On a recent trip to California, I noticed the saturation of homeless people in the Bay Area. San Francisco, Oakland, Alameda, Berkeley. In a 2015 report from the San Francisco government, they reported 6,686 homeless people in total (unsheltered and sheltered); this was a seven percent increase from 2005. Unlike New York, in San Francisco, the homeless population is continually pushed from neighborhood to neighborhood due to gentrification. They are being reshuffled to be more concentrated in certain areas than others. Their visibility is so noticeable, given that they are being forced together rather than spread out. Moreover, to enforce these relocations, in 2010 they passed a citywide law stating between 7AM and 11PM that sitting and lying down on public streets was not permitted.
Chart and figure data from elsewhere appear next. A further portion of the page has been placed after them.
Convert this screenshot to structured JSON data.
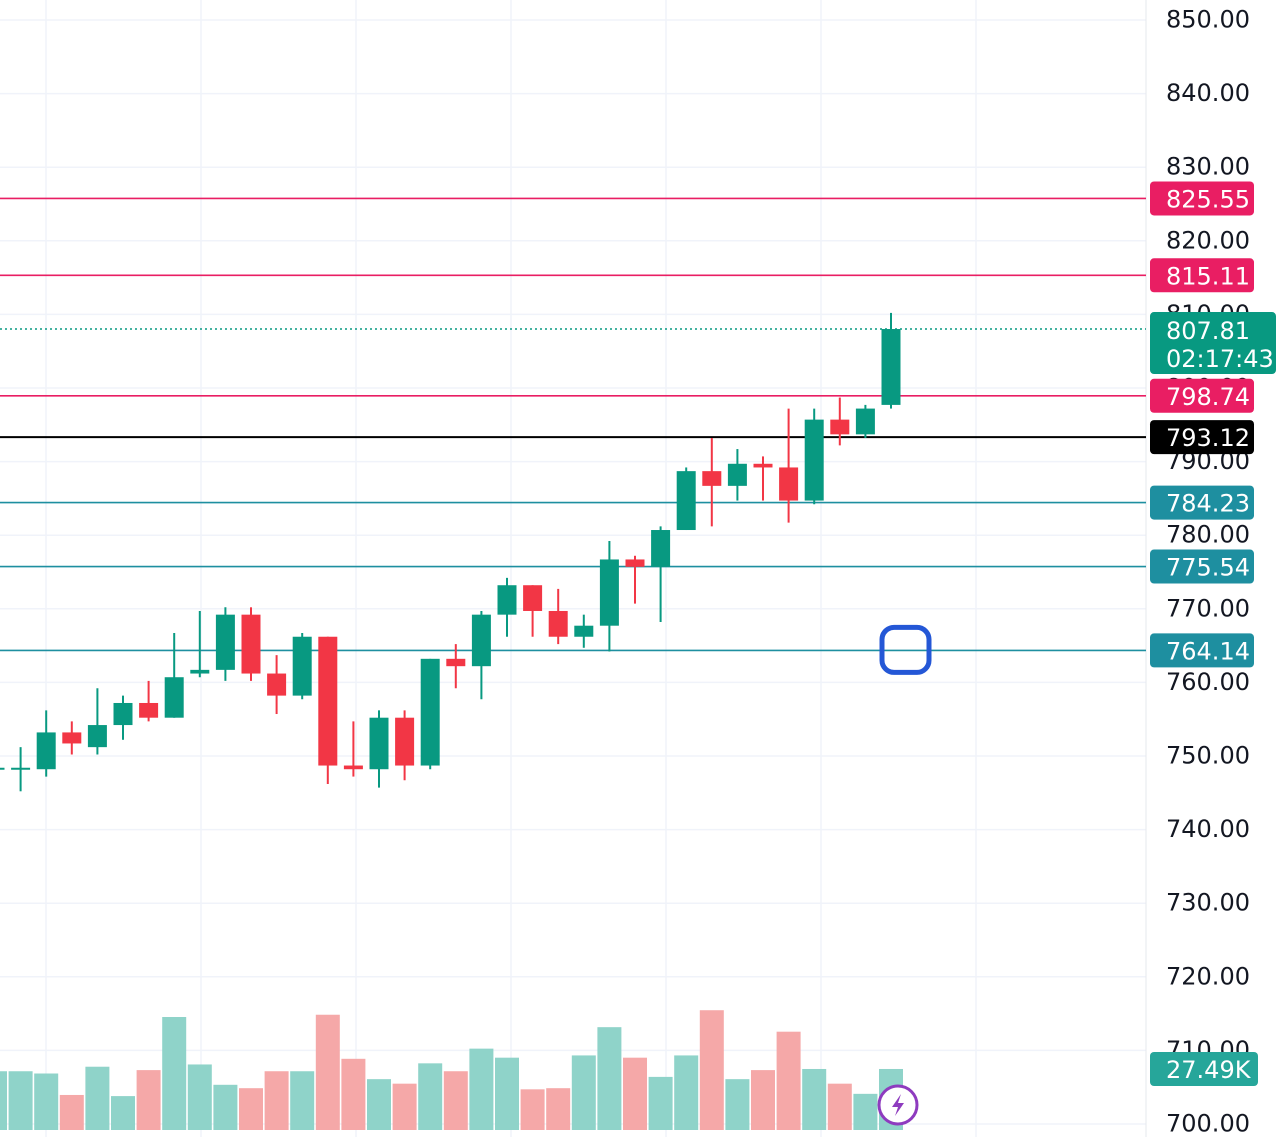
{
  "chart_data": {
    "type": "candlestick",
    "title": "",
    "y_axis": {
      "range": [
        700,
        850
      ],
      "ticks": [
        700,
        710,
        720,
        730,
        740,
        750,
        760,
        770,
        780,
        790,
        800,
        810,
        820,
        830,
        840,
        850
      ],
      "tick_labels": [
        "700.00",
        "710.00",
        "720.00",
        "730.00",
        "740.00",
        "750.00",
        "760.00",
        "770.00",
        "780.00",
        "790.00",
        "800.00",
        "810.00",
        "820.00",
        "830.00",
        "840.00",
        "850.00"
      ]
    },
    "candles": [
      {
        "o": 748.0,
        "h": 748.5,
        "l": 747.5,
        "c": 748.2
      },
      {
        "o": 748.0,
        "h": 751.0,
        "l": 745.0,
        "c": 748.2
      },
      {
        "o": 748.0,
        "h": 756.0,
        "l": 747.0,
        "c": 753.0
      },
      {
        "o": 753.0,
        "h": 754.5,
        "l": 750.0,
        "c": 751.5
      },
      {
        "o": 751.0,
        "h": 759.0,
        "l": 750.0,
        "c": 754.0
      },
      {
        "o": 754.0,
        "h": 758.0,
        "l": 752.0,
        "c": 757.0
      },
      {
        "o": 757.0,
        "h": 760.0,
        "l": 754.5,
        "c": 755.0
      },
      {
        "o": 755.0,
        "h": 766.5,
        "l": 755.0,
        "c": 760.5
      },
      {
        "o": 761.0,
        "h": 769.5,
        "l": 760.5,
        "c": 761.5
      },
      {
        "o": 761.5,
        "h": 770.0,
        "l": 760.0,
        "c": 769.0
      },
      {
        "o": 769.0,
        "h": 770.0,
        "l": 760.0,
        "c": 761.0
      },
      {
        "o": 761.0,
        "h": 763.5,
        "l": 755.5,
        "c": 758.0
      },
      {
        "o": 758.0,
        "h": 766.5,
        "l": 757.5,
        "c": 766.0
      },
      {
        "o": 766.0,
        "h": 766.0,
        "l": 746.0,
        "c": 748.5
      },
      {
        "o": 748.5,
        "h": 754.5,
        "l": 747.0,
        "c": 748.0
      },
      {
        "o": 748.0,
        "h": 756.0,
        "l": 745.5,
        "c": 755.0
      },
      {
        "o": 755.0,
        "h": 756.0,
        "l": 746.5,
        "c": 748.5
      },
      {
        "o": 748.5,
        "h": 763.0,
        "l": 748.0,
        "c": 763.0
      },
      {
        "o": 763.0,
        "h": 765.0,
        "l": 759.0,
        "c": 762.0
      },
      {
        "o": 762.0,
        "h": 769.5,
        "l": 757.5,
        "c": 769.0
      },
      {
        "o": 769.0,
        "h": 774.0,
        "l": 766.0,
        "c": 773.0
      },
      {
        "o": 773.0,
        "h": 773.0,
        "l": 766.0,
        "c": 769.5
      },
      {
        "o": 769.5,
        "h": 772.5,
        "l": 765.0,
        "c": 766.0
      },
      {
        "o": 766.0,
        "h": 769.0,
        "l": 764.5,
        "c": 767.5
      },
      {
        "o": 767.5,
        "h": 779.0,
        "l": 764.0,
        "c": 776.5
      },
      {
        "o": 776.5,
        "h": 777.0,
        "l": 770.5,
        "c": 775.5
      },
      {
        "o": 775.5,
        "h": 781.0,
        "l": 768.0,
        "c": 780.5
      },
      {
        "o": 780.5,
        "h": 789.0,
        "l": 780.5,
        "c": 788.5
      },
      {
        "o": 788.5,
        "h": 793.0,
        "l": 781.0,
        "c": 786.5
      },
      {
        "o": 786.5,
        "h": 791.5,
        "l": 784.5,
        "c": 789.5
      },
      {
        "o": 789.5,
        "h": 790.5,
        "l": 784.5,
        "c": 789.0
      },
      {
        "o": 789.0,
        "h": 797.0,
        "l": 781.5,
        "c": 784.5
      },
      {
        "o": 784.5,
        "h": 797.0,
        "l": 784.0,
        "c": 795.5
      },
      {
        "o": 795.5,
        "h": 798.5,
        "l": 792.0,
        "c": 793.5
      },
      {
        "o": 793.5,
        "h": 797.5,
        "l": 793.0,
        "c": 797.0
      },
      {
        "o": 797.5,
        "h": 810.0,
        "l": 797.0,
        "c": 807.81
      }
    ],
    "volume": [
      {
        "v": 0.52,
        "up": true
      },
      {
        "v": 0.52,
        "up": true
      },
      {
        "v": 0.5,
        "up": true
      },
      {
        "v": 0.31,
        "up": false
      },
      {
        "v": 0.56,
        "up": true
      },
      {
        "v": 0.3,
        "up": true
      },
      {
        "v": 0.53,
        "up": false
      },
      {
        "v": 1.0,
        "up": true
      },
      {
        "v": 0.58,
        "up": true
      },
      {
        "v": 0.4,
        "up": true
      },
      {
        "v": 0.37,
        "up": false
      },
      {
        "v": 0.52,
        "up": false
      },
      {
        "v": 0.52,
        "up": true
      },
      {
        "v": 1.02,
        "up": false
      },
      {
        "v": 0.63,
        "up": false
      },
      {
        "v": 0.45,
        "up": true
      },
      {
        "v": 0.41,
        "up": false
      },
      {
        "v": 0.59,
        "up": true
      },
      {
        "v": 0.52,
        "up": false
      },
      {
        "v": 0.72,
        "up": true
      },
      {
        "v": 0.64,
        "up": true
      },
      {
        "v": 0.36,
        "up": false
      },
      {
        "v": 0.37,
        "up": false
      },
      {
        "v": 0.66,
        "up": true
      },
      {
        "v": 0.91,
        "up": true
      },
      {
        "v": 0.64,
        "up": false
      },
      {
        "v": 0.47,
        "up": true
      },
      {
        "v": 0.66,
        "up": true
      },
      {
        "v": 1.06,
        "up": false
      },
      {
        "v": 0.45,
        "up": true
      },
      {
        "v": 0.53,
        "up": false
      },
      {
        "v": 0.87,
        "up": false
      },
      {
        "v": 0.54,
        "up": true
      },
      {
        "v": 0.41,
        "up": false
      },
      {
        "v": 0.32,
        "up": true
      },
      {
        "v": 0.54,
        "up": true
      }
    ],
    "levels": [
      {
        "price": 825.55,
        "label": "825.55",
        "color": "#e91e63"
      },
      {
        "price": 815.11,
        "label": "815.11",
        "color": "#e91e63"
      },
      {
        "price": 798.74,
        "label": "798.74",
        "color": "#e91e63"
      },
      {
        "price": 793.12,
        "label": "793.12",
        "color": "#000000"
      },
      {
        "price": 784.23,
        "label": "784.23",
        "color": "#1e8fa0"
      },
      {
        "price": 775.54,
        "label": "775.54",
        "color": "#1e8fa0"
      },
      {
        "price": 764.14,
        "label": "764.14",
        "color": "#1e8fa0"
      }
    ],
    "last_price": {
      "value": 807.81,
      "label": "807.81",
      "countdown": "02:17:43",
      "color": "#089981"
    },
    "volume_label": "27.49K",
    "colors": {
      "up": "#089981",
      "down": "#f23645",
      "volume_up": "#8fd3c9",
      "volume_down": "#f5a8a8",
      "grid": "#f0f3fa",
      "marker": "#2457d6",
      "lightning": "#8e3bbf"
    }
  }
}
For these reasons and more, a woman in San Francisco was quoted in the New York Times on February 26, 2016, and summed this crisis up succinctly, calling it “the most unequal city in the United States right now.”

Berkeley, California

Berkeley, California

San Francisco, California

San Francisco, California

Oakland, California

Oakland, California

San Francisco, California

San Francisco, California

Certainly, homelessness is a complex issue. Some people pushed out of their homes due to foreclosures, unemployment, arrests, or even serving for our country. In a recent study, it turns out that 40% of homeless youth identify as LGBTQ, and were forced out of their homes and forced to survive on a practice known as “survival sex” (for example, in exchange for warm food or a real bed to sleep in for the night). The reasons for homelessness are multidimensional, and the effects impact each victim differently. The situations vary from drug addiction, mental illness, poverty, teens in foster care, and so on. The needs of each of these fractured groups is so very different. We can’t put them in a box and define them as one — they are not a homogenous group. Criminalization, cut backs of government funding and programs, and the economy have heavily exacerbated the problem, especially in major metropolitan areas where the epidemic is becoming more prominent. These are people’s lives in our hands, and it is crucial we act on these injustices with respect and in haste. We need to be the voice for those underrepresented. We need to speak out for those who have been silenced and reduced by the status of their (lack of) housing. When you speak to these people on the street, each has a story that reminds you they are human too. They have mothers, children they have been separated from, nieces, nephews, grandchildren. The man I referenced earlier is tied to New York so he can have contact with his grandson. He wasn’t always homeless.